When I started Junior High, I didn’t know anyone. I had gone to a French Immersion school that wasn’t in my district, and I decided that I didn’t want to continue with the French Immersion stream, so I went to the junior high in our area. I remember sitting in the gym on the first day of school during our orientation, or whatever it was, and feeling pretty out-of-place. Most people there were with their friends from Elementary, and I wasn’t sure how I would ever fit in with that. I hadn’t had a great experience in elementary though, so faces I didn’t recognize wasn’t such a bad thing. I just wanted somewhere to belong.
On the first day, I made a friend. And then by the end of the week I made more. I honestly can’t remember how I became friends with others, it just sort of happened. I was close with one girl in my home room, and she was friends with someone else, so they became my friend too, and it just grew from there. By the end of grade nine, I had my core group of friends that saw me through those awkward teenage years. Being teenaged girls, we had a few dramatic moments, but for the most part, those issues were caused by those outside that core group. By the time we started high school, we were all closer than ever. A few went to a different school, but the ones that I went to high school with were the best friends I could have asked for. We weren’t popular, but that didn’t matter. We did our own thing, and kind of flew under the radar, I guess.
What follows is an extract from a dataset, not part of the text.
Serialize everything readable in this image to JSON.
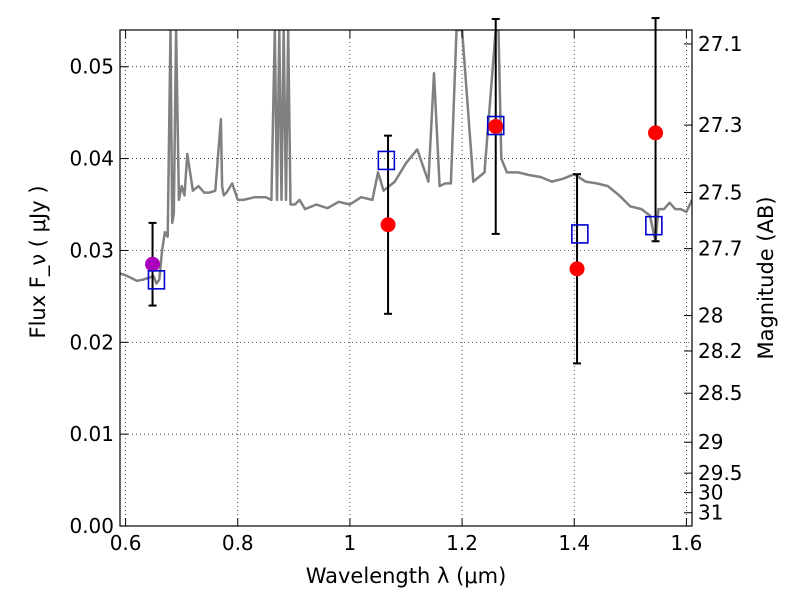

Looking back on my high school days, there are far more good memories than bad. They certainly weren’t the best days of my life, but they were good. I know that the only reason that I had a good high school experience was because of the friends that I had. I was kind of dorky and actually liked school, but when I think about those formative years, I don’t think about the essays and the tests (besides my grade ten English class, because that’s when I decided to become a writer), I think about moments spent in the hallway by our lockers, mornings and afternoons spent singing in Concert Choir, looking for our crushes and gushing about that one time they talked to us in class.
After high school, most of us went our separate ways. Some moved to different cities, some went to university, some to jobs. That first year after high school ended, we made a solid effort to keep in touch. And then life happened, and we didn’t keep in touch so much any more. Fast forward to a week and a half ago, when we got together for dinner one night. I was nervous about it at first, because it’s been at least eight years since I’d seen some, and I never know how those reunions will go. I’m a classic over-thinker (as my husband can attest to), and I was scared that our time apart would have dulled our friendships, and make for an awkward evening.
I am so glad to say that my over thinking and worrying was needless. It was so nice to see everyone again, and be reminded of so many fun times, and other people who had been long forgotten. It was as if no time had passed. I’m sure that we annoyed many around us with our fits of laughter, but there’s no way I’ll apologize for that. It did my heart and soul good to be around the girls who were there for me in my formative years, and helped to make me the woman I am today. Afterwards, I kept thinking about a song from Wicked that described exactly how I felt about these six girls — “people come into our lives for a reason bringing something we must learn and we are led to those who help us most to grow”. I feel so blessed to have had such a great squad through difficult teenage years, and that even after all this time, we’re still friends. Thanks for all the great times and laughs over the last 15 years, girls! Let’s not wait another 9 years to get together again! “Because I knew you, I have been changed for good.”